A common loophole breeders use to get out of ever having to replace a kitten is to require the return of the "sick" kitten before you can receive a replacement.  Imagine you find out your kitten was blind.  It wasn't determined until months after you brought the kitten home because cats cope with blindness really well, but it wasn't disclosed to you either.  Technically, you are due a replacement, but if the breeder's contract requires that the blind kitten is returned before you get a replacement, are you really going to follow through with that?  Most of us would not be able to part with a pet with whom we've fallen in love to get a different one.  If you see that a return is required to get a replacement, you may not want to buy from that breeder. 

Another red flag is if you see a gag order in the contract prohibiting you from publicly sharing any negative experiences.  In the United States, we already have defamation laws that make it illegal to spread false information with the intent to hurt a person or a business's reputation.  If you alter information with malicious intent, and it harms the breeder's sales, you can be sued according to laws that already exist.  For a breeder to write a gag order into their contract above and beyond the current law seems a little questionable.  Be careful of this. 
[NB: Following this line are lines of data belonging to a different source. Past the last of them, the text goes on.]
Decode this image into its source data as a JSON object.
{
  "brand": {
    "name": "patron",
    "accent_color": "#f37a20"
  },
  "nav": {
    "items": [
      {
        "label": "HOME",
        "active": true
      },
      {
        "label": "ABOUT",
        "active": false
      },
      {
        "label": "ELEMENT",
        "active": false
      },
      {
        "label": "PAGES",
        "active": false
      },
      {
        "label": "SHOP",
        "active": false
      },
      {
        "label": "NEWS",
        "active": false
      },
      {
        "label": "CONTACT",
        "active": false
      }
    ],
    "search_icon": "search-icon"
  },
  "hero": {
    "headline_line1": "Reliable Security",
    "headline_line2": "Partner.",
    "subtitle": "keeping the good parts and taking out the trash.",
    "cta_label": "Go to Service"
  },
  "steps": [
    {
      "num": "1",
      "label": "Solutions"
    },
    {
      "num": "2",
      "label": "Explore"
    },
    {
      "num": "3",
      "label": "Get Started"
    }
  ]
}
It will be common to have the breeder require tests being done and shared with them or their vet before a replacement is granted.  This is perfectly logical.  With so much information on the internet, people like to self-diagnose - and they are often wrong.  So it is reasonable for you to provide a veterinary diagnosis of the defects before being granted a replacement. 

Finally, a contract is only as good as the people who sign it.  Yes, you want certain guarantees in place, so it is clear to both sides what happens if the unexpected happens, but the reality is, you don't really want to have to go to small claims court to enforce that contract.  Breeders are merely a part of the broader population.  There are good ones; there are bad ones; there are some in between.  Don't be so blinded by your desire for a new kitten that you ignore your instincts when communicating with a breeder.  Get a feeling for what type of person they are.  You want to buy from a breeder who will resolve problems fairly should problems come up - not one who will blame and deflect the responsibility back onto you.